Re: “Vulgar e-mail targets freshmen” (Sept. 3). Pretty much everyone who’s heard about the “Preseason Scouting Report” is outraged by it. Outrage is a good starting point, but it’s not enough.
It’s hard to figure out how to think about it, though; how not to shut down and retreat into thinking about the world in stark blacks and whites: “Football boys are awful,” “Girls are perpetually endangered objects,” etc. People are much more complicated than that.
One thing we can do is to step back from the extremity of this particular instance of hatefulness and objectification and think about how it fits on a continuum with the rest of Yale sexual culture.
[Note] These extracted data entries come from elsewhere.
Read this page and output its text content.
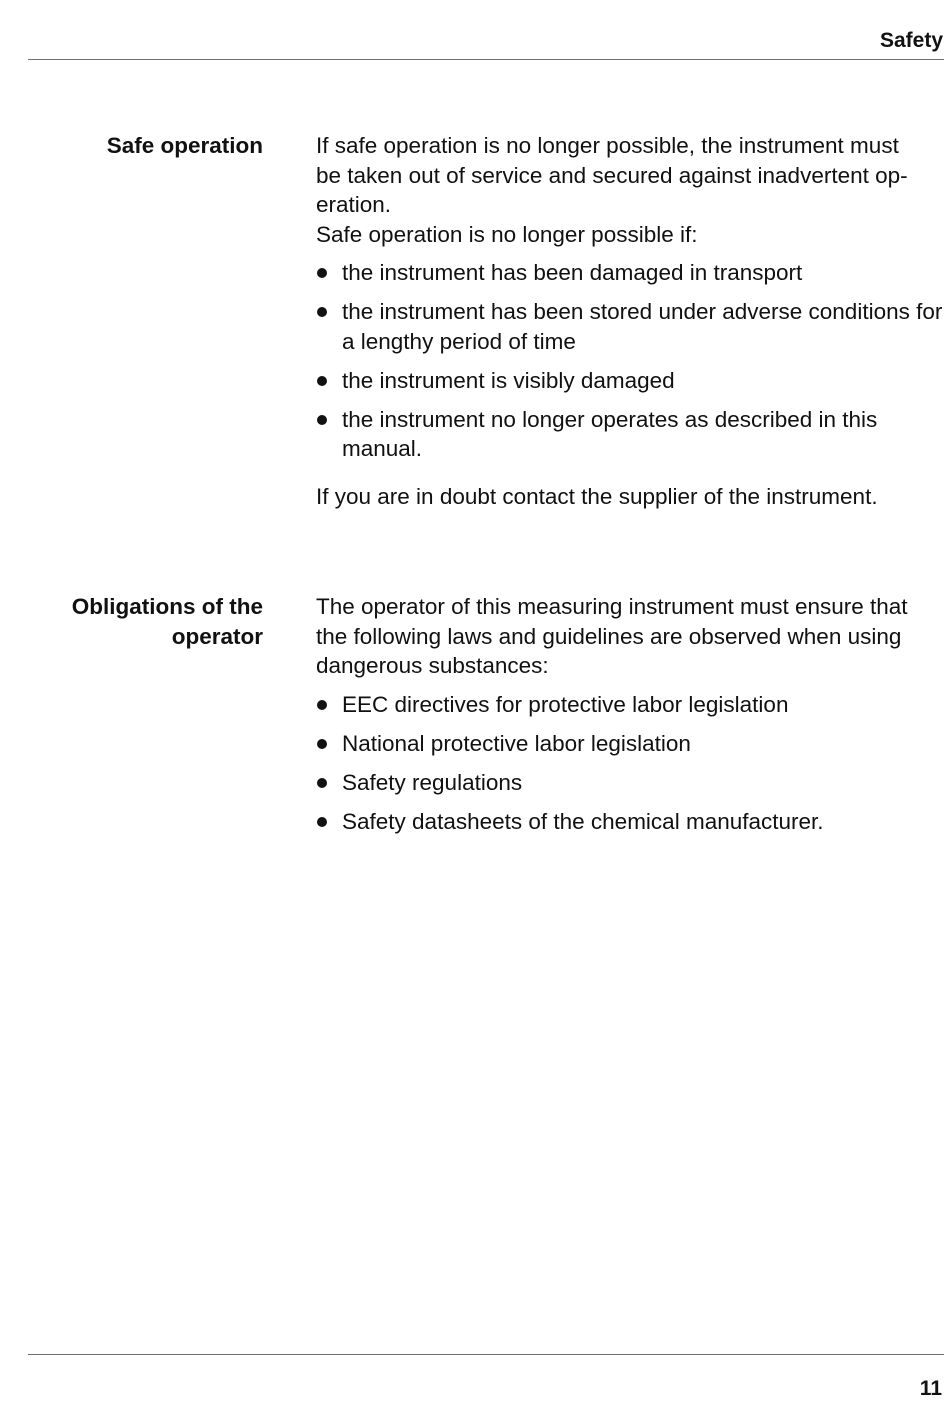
Safety
Safe operation If safe operation is no longer possible, the instrument must
be taken out of service and secured against inadvertent op-
eration.
Safe operation is no longer possible if:

the instrument has been damaged in transport
the instrument has been stored under adverse conditions for a lengthy period of time
the instrument is visibly damaged
the instrument no longer operates as described in this manual.

If you are in doubt contact the supplier of the instrument.

Obligations of the
operator

The operator of this measuring instrument must ensure that the following laws and guidelines are observed when using dangerous substances:

EEC directives for protective labor legislation
National protective labor legislation
Safety regulations
Safety datasheets of the chemical manufacturer.
11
If our impulse is to say to the freshman women on this list, “Yale isn’t really like this,” well, then, what is it like? And what do we want it to be like?
The “Preseason Scouting Report” is not all there is to Yale sexual culture (and thank goodness), and it does not even represent a majority strain. It does, however, reveal a dangerous element within.
Casual sex can be great, and it often is, but it cannot be without a ground level of respect for others. This may be elementary, but it bears saying: Basic respect involves recognizing that every other person exists to the same extent as you do, with the same fullness. It involves protecting the wellbeing of others, as long as it doesn’t jeopardize your own.
When hooking up becomes about social status, or impressing your friends, or just about your need to get off, or being willing to publicly humiliate others, it gets very ugly very quickly. We need to broaden our conception of intimacy and how it can reside, and even thrive, within the “hook-up” culture.
We need to think about the obligations we have together as classmates, and as people.
How can we establish a community in which women and men are free to explore their sexuality in ways that are meaningful and even (yes) fun?
I’m pretty sure a “Preseason Scouting Report” is the opposite of what we need. The task now is to figure out what we do need, and how we can make it happen.
Emily Hoffman and Blair Lanier
The writers are the outgoing Rossborough Fellowship Coordinator and the Business Coordinator of the Yale Women’s Center, respectively. They are a senior in Branford College and a junior in Pierson College.